Die neuen Regeln für 2026 mit der 4000 Yen Gebühr und der Reservierungspflicht mögen erst einmal abschreckend wirken. Aber eigentlich ist es eine gute Sache: Es wird weniger gedrängelt, die Natur wird geschützt und dein Erlebnis wird sicherer. Wenn du deinen Slot rechtzeitig buchst und körperlich fit bist, wird der Sonnenaufgang auf dem "Fuji-san" nach wie vor einer der magischsten Momente deines Lebens sein.

Frequently Asked Questions

1. Wann öffnet die Buchung für die Mount Fuji Saison 2026?

Die Buchungsportale öffnen in der Regel im Mai 2026. Die offizielle Klettersaison geht von Anfang Juli bis Anfang September.

2. Kann ich die 4000 Yen Gebühr auch vor Ort bezahlen?

Theoretisch gibt es auf dem Yoshida Trail ein kleines Kontingent für Vor-Ort-Zahlungen, aber das ist extrem riskant, da diese oft vergriffen sind.
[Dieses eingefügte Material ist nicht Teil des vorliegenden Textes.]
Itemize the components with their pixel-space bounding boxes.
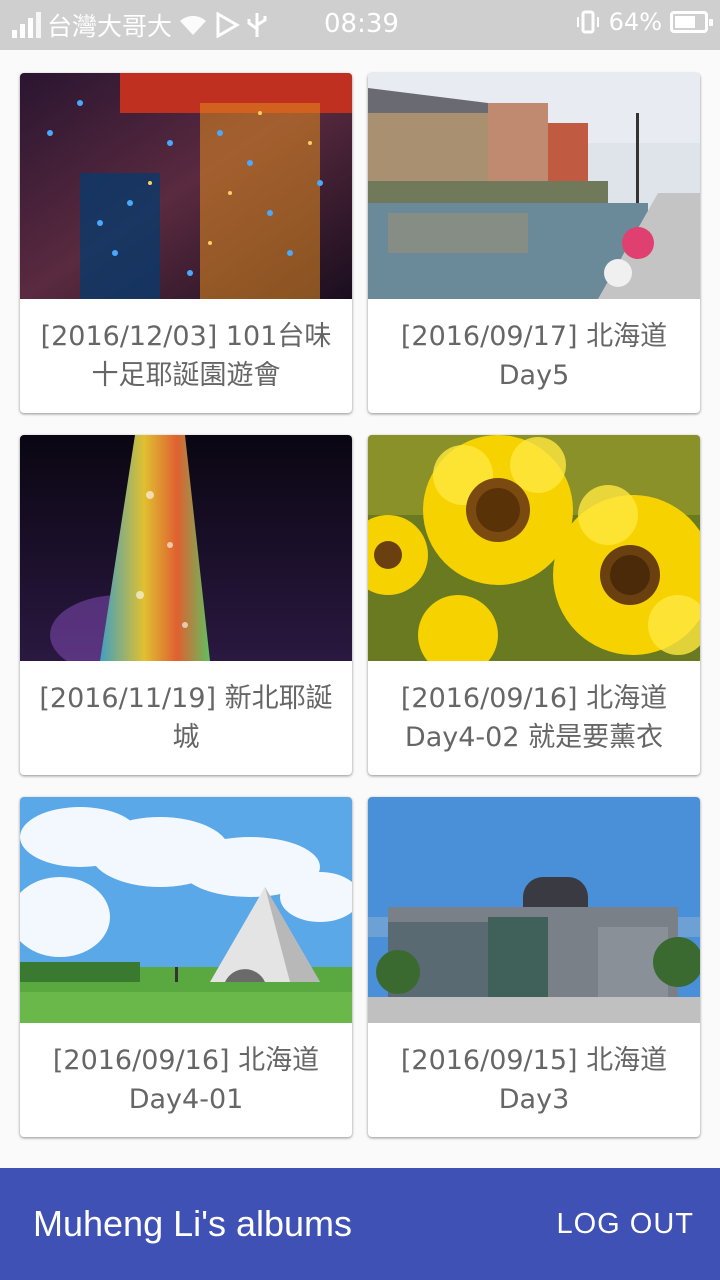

Eine Online-Buchung wird dringend empfohlen.

3. Gilt die Gebühr auch, wenn ich nur bis zur 7. Station wandere?

Das Gate befindet sich an der 5. Station. Sobald du dieses passierst um den Pfad zu betreten, wird die Gebühr fällig, unabhängig davon, wie weit du nach oben gehst.

4. Was passiert bei schlechtem Wetter? Bekomme ich mein Geld zurück?

In der Regel sind die Gebühren nicht erstattungsfähig, wenn du dich entscheidest, wegen Regen nicht zu gehen. Nur wenn der Berg behördlich gesperrt wird, gibt es Erstattungsoptionen.

5. Brauche ich für die Hütten eine separate Reservierung?

Ja, unbedingt! Die Eintrittsgebühr ist KEINE Hüttenreservierung. Die Hütten müssen oft Monate im Voraus separat gebucht werden.